Для вождя, преподнесшего ее супругу столь редкий подарок, подобное оскорбление могло явиться поводом к объявлению войны. К сожалению, никому и в голову не приходило уделять внимание малопонятным для их чересчур консервативного мышления тонкостям. И тем паче понять его желание – все чаще и чаще уходить к тем, кого считали если не явными врагами, то уж точно не подходящей компанией для подрастающих сыновей.
Колонисты, всеми силами, сопротивлялись тлетворному, по их мнению, влиянию коренного населения на неокрепшие умы молодежы, то и дело жаждущей улизнуть в леса и поля от подобающей каждому юноше ответственности. Да и чего греха таить, беспорядочные связи между белыми мужчинами и хорошенькими индианками редкостью не являлась. Правда, ему самому никогда не казались возможными и правильными, так как ни к чему хорошему совершенно точно привести не могли. Пример его собственных родителей стал тому самым ярким доказательством.
Ненадолго остановившись, Рейнольд привычно оглядел унылый рельеф, обманчиво укрытый под монотонным слоем ледяного грима. Плато, через которое он решился в очередной раз сократить путь, вклинивалось в долину, будто гигантский волнорез и изобиловало глубокими скрытыми расселинами, готовыми принять в смертельные объятья неосторожного путешественника. Однако именно здесь он впервые обратил внимание на заброшенный бивуак и еще тлеющие угли костра, слишком ясно намекающие на недавнее присутствие человека.
Чуть сдвинув со лба теплую меховую шапку, мужчина внимательней вгляделся в обозначившуюся впереди картину, озадаченно присвистнув от удивления. Больше всего на свете ему сейчас хотелось отмахнуться от крайне странного факта и вновь пуститься вперед по рыхлому снегу, напряженно держа равновесие в веревочных снегоступах и местами проваливаясь в холодную глубину. И пусть каждый следующий шаг грозил неотвратимым падением, но совсем скоро ему предстоит добраться до намеченной цели и скоротать предстоящую зиму в одном из раскинувшихся возле реки вигвамов.
Выругавшись сквозь зубы, Рейн заставил себя проигнорировать нестерпимо нывшие мыщцы, властно требующие немедленного отдыха. Стоило ли так долго и нудно зубрить надоевшую до оскомины латынь, чтобы в итоге стоять в двух шагах от намерения – навсегда обосноваться в племени непонсетов. Только по сути в том мире, куда все еще отчаянно стремилась мятежная душа, для него больше не было места.
А ближе к рассвету до безумия утомленный и довольно проголодавшийся молодой человек набрел еще на один шалаш. Под густыми сосновыми ветками, в окружении пышных величавых сугробов, на слегка влажной покрытой сухим мхом земле чернел след совсем недавнего костра.

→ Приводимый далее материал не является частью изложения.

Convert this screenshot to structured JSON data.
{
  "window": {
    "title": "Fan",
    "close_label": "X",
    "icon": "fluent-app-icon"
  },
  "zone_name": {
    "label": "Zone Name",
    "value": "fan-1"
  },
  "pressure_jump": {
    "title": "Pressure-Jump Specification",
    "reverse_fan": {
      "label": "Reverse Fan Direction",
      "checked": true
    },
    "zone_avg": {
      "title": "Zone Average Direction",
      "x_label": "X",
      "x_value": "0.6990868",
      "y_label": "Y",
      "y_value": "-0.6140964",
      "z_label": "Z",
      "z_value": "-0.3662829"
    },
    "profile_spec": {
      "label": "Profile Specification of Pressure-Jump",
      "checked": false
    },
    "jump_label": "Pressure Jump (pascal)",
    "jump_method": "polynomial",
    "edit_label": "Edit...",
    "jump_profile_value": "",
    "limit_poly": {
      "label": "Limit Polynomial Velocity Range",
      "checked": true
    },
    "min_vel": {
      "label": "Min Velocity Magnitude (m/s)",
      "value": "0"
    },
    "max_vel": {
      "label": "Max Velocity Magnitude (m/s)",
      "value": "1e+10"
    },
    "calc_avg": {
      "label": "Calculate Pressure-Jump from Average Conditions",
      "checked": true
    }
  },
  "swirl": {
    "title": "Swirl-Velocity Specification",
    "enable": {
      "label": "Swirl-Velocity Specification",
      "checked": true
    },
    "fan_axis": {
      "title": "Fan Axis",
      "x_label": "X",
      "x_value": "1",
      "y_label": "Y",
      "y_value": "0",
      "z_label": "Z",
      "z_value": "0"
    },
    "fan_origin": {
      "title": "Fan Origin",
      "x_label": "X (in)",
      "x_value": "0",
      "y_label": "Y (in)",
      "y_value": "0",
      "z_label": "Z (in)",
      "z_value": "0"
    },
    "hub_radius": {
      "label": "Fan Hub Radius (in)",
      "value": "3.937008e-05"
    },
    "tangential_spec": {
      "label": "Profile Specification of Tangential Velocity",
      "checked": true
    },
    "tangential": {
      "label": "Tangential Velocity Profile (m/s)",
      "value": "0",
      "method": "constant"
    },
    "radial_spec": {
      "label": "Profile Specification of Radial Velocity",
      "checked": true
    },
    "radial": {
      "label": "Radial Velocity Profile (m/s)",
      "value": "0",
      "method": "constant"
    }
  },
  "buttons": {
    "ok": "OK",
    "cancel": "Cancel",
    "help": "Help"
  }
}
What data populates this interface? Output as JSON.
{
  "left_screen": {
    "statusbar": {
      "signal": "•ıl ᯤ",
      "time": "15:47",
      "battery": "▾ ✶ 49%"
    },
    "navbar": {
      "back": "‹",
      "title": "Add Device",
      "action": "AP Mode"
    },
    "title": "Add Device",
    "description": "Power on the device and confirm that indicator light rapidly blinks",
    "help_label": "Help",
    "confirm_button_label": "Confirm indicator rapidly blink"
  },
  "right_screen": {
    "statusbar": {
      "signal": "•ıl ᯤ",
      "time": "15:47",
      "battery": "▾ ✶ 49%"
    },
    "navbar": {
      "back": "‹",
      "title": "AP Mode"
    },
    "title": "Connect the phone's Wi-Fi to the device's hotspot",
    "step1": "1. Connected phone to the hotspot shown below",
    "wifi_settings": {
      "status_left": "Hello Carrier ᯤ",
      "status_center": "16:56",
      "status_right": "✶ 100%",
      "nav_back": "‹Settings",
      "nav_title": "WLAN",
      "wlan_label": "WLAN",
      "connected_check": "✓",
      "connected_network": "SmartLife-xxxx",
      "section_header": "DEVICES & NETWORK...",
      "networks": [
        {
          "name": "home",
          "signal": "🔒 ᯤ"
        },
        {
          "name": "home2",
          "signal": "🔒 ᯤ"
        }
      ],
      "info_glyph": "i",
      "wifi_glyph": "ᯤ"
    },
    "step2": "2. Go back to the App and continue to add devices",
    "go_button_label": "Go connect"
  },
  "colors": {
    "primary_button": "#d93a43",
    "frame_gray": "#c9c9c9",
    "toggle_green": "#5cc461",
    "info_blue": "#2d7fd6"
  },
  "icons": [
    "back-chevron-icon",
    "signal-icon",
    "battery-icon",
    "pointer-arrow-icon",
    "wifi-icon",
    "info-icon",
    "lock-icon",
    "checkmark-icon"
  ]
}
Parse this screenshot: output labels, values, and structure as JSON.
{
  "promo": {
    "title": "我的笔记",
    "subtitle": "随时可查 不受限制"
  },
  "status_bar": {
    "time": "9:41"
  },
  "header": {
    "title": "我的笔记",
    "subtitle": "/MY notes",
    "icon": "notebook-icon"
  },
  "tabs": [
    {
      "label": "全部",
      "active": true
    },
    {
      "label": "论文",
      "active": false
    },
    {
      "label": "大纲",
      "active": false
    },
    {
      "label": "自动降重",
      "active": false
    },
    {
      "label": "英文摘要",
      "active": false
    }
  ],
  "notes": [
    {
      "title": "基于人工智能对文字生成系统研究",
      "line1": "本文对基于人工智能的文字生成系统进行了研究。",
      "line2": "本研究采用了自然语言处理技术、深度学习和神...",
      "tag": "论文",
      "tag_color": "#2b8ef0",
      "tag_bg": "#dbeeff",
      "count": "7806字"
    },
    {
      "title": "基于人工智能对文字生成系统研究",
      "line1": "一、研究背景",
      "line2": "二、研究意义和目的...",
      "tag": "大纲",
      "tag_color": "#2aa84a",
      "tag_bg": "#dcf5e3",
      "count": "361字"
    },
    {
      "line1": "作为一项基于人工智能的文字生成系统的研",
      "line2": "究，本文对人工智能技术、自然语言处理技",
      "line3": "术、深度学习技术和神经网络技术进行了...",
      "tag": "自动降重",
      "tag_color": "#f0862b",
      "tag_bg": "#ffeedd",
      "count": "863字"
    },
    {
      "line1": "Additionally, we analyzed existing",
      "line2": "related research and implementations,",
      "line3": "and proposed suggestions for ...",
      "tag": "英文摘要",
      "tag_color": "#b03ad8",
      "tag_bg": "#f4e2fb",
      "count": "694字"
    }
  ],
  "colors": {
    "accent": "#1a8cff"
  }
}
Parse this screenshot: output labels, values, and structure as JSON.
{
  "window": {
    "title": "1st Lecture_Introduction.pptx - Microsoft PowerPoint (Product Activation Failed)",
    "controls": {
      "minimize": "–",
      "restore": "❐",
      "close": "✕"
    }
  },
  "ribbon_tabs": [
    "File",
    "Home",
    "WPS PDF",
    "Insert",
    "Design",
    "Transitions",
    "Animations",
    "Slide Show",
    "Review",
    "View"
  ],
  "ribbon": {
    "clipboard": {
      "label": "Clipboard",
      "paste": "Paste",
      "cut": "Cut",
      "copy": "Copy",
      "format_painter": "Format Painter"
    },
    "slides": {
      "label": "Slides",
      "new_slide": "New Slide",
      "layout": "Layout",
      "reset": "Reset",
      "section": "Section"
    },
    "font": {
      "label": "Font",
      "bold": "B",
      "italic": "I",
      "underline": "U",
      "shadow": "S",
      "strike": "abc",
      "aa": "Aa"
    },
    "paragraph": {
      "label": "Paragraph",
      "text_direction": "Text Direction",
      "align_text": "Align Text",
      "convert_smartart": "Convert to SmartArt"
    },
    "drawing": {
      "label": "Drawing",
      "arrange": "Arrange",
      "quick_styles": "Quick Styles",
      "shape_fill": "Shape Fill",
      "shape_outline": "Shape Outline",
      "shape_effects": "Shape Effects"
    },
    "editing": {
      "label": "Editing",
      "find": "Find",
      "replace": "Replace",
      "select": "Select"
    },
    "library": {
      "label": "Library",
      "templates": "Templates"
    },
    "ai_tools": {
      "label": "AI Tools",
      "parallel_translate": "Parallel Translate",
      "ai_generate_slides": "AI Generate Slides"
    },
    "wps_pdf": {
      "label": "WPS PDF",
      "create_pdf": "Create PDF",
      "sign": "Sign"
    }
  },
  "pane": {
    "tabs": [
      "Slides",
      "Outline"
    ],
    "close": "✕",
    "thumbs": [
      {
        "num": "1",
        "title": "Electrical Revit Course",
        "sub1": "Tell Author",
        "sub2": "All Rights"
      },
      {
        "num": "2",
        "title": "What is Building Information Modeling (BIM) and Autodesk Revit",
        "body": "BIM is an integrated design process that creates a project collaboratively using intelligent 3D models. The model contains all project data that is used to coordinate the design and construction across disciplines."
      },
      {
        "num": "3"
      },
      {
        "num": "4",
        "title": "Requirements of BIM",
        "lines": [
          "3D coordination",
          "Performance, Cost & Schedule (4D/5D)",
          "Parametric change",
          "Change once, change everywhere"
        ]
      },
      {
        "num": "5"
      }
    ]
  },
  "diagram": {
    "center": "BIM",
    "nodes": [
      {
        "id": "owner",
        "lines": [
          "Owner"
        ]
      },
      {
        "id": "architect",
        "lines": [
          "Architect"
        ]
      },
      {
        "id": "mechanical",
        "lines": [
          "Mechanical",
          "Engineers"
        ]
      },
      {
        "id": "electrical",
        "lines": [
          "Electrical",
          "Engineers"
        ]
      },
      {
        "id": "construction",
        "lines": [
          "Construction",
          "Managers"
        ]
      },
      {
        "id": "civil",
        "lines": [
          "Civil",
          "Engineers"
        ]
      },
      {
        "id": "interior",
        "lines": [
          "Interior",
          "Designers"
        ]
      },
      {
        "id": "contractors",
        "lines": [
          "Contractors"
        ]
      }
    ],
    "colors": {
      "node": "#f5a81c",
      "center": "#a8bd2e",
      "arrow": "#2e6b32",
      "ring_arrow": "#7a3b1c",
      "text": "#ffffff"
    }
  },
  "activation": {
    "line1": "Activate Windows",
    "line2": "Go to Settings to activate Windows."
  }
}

Бесшумно пройдя по толстому слою разбросанного вокруг лапника, Рейнольд забрался в импровизированное природное убежище и принялся за разведение потухшего очага. За время пребывания в селении матери его глаза потихоньку привыкли к едкому дыму, постоянно присутствовавшему в быту индейцев, зимой – согревая, а летом защищая от мошкары и назойливых комаров. И почти не слезились, наблюдая: как костер все сильней разгорается, яростно вырываясь в небольшое отверстие для притока воздуха, краснея, потрескивая и наполняя шалаш теплом и терпким ароматом хвои.
Только вместе с блаженством согревания, пришло мучительное покалывание в руках и ногах, срывая с побелевших от мороза губ невольный стон. Поставив на угли маленький чугунок, наполненный снегом, Рейн терпеливо дожидался появления забурливших пузырьков, чтобы затем бросить в них пригоршню ягод шиповника и плеснуть добрую порцию рома.
Погрузившись в отнюдь невеселые размышления, он почти не почувствовал вкуса захваченной второпях маисовой лепешки и куска копченого мяса. А тяжелая капля, шлепнувшаяся с потихоньку оттаивающих сосновых игл, заставила молодого человека невольно вздрогнуть.
Он практически наверняка знал, кого ему предстоит увидеть неподалеку от грозно ощетинившегося на пути замерзшего леса, погребенного под девственно белым бархатным покрывалом. И это вселяло в оглушительно бившееся сердце едва ощутимый озноб. Вот уже как в течении долгих лет Рейнольд не верил в столь очевидные совпадения.